I didn’t know that pet rocks were made by breaking stolen statues and gluing googly eyes on them.
If your AI was trained entirely off work you had the rights to, sure. But it was not.
Why is it valid for you to be trained off of art you didn’t have rights to but not for an open source program running locally on my PC?
It would not be a copyright violation if you created a completely original super hero in the art style of Jack Kirby.
What’s the equivalence you’re trying to make? The program itself may be open source, but the images the model’s been trained on are copywritten.
And if you personally hand made it, sure. By nature, nothing an LLM makes is “completely original”
The equivalence is that nothing human artists make is “original” either.
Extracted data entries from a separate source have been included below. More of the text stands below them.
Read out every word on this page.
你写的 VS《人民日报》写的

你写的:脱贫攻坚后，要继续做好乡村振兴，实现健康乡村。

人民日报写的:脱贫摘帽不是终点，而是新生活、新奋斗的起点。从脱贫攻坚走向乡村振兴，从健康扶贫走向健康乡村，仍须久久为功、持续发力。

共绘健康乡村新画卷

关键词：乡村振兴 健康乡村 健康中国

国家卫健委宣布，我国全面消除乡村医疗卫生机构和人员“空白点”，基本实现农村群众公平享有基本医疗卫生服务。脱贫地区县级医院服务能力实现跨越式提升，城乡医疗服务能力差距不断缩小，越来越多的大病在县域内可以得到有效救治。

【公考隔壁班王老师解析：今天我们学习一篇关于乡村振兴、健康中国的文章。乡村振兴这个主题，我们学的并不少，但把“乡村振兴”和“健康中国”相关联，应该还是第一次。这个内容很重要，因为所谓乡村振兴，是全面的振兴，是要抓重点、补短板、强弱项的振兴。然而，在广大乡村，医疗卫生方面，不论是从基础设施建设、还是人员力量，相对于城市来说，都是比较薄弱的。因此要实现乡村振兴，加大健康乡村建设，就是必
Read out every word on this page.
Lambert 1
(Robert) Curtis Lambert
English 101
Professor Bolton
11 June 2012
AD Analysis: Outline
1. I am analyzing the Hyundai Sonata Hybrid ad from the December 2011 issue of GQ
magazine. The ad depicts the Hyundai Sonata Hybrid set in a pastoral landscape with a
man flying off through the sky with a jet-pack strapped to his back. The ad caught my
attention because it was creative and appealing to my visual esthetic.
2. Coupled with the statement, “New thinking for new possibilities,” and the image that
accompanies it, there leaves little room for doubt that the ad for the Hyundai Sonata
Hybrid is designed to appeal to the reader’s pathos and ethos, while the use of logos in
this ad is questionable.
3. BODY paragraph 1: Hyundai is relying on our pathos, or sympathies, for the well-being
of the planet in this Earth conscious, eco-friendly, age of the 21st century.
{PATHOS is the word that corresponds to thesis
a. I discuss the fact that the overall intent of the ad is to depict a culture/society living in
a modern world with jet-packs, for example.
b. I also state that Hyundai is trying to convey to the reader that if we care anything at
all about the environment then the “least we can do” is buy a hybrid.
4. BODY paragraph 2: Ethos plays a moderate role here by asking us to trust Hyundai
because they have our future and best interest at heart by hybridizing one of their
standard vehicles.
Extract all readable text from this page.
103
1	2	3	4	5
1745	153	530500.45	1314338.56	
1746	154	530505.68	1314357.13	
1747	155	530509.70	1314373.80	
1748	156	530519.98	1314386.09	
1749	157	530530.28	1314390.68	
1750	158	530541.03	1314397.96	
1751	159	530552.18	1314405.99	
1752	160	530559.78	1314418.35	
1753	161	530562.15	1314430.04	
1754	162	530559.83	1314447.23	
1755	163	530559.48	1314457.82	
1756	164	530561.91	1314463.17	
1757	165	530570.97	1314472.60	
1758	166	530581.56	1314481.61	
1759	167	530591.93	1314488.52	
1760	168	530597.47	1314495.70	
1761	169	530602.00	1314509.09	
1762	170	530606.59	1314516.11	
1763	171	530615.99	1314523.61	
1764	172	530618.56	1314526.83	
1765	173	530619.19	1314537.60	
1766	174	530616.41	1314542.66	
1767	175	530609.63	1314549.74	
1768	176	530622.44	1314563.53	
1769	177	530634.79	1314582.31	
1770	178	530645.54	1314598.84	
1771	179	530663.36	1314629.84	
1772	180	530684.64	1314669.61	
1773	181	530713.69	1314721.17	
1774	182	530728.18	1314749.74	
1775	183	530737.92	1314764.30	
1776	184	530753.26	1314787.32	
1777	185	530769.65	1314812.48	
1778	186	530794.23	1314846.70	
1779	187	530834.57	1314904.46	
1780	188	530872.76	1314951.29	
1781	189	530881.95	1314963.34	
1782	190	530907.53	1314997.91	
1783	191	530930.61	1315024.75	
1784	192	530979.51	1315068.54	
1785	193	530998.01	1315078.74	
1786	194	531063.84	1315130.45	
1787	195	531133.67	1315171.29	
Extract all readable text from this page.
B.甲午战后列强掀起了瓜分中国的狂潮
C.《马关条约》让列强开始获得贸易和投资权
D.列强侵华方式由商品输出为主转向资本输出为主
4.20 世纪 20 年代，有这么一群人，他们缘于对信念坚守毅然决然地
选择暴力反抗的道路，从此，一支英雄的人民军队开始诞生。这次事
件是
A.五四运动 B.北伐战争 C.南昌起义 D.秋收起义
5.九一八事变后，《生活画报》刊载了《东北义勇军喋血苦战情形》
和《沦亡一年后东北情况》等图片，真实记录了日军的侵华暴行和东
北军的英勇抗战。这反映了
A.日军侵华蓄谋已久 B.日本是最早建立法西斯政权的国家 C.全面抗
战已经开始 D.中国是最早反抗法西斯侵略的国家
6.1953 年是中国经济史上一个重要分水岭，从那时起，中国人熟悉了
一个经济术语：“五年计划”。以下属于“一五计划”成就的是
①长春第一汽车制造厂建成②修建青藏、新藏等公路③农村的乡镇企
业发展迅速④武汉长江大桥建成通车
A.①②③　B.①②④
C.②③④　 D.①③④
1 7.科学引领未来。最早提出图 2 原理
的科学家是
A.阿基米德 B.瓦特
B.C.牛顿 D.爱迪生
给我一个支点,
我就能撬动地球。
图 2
Everyone is influenced by what they have seen.
You are arguing that if you created a completely original comic book character in the art style of Jack Kirby, you committed a copyright violation.
Computers do not get “inspiration” or “influence”, and that’s quite literally not what I’m arguing. Maybe I’m just talking to an AI lol
Your argument is that you can get a request for a commission perhaps for a mascot ( create a new comic hero in the style of Jack Kirby) and it’s perfectly fine for you Google examples of Kirby’s style to create the picture.
But if a computer does the same it’s a copyright violation.
Because an AI does not create unique art/concepts/ideas, what’s hard to understand about that? You are putting the human mind on the same level as AI and that’s wild
The fact that you can’t pin down most AI photos to a combination of existing art is proof that’s untrue. A random number generator can create unique numbers just like a human asked to write a list of random numbers.
A random AI photo generator will create a unique work of art. Your claim was that it is a copyright violation to copy an art style.
That a human can add meaning, and emotion to art is a question of quality. I never questioned that human art is higher quality.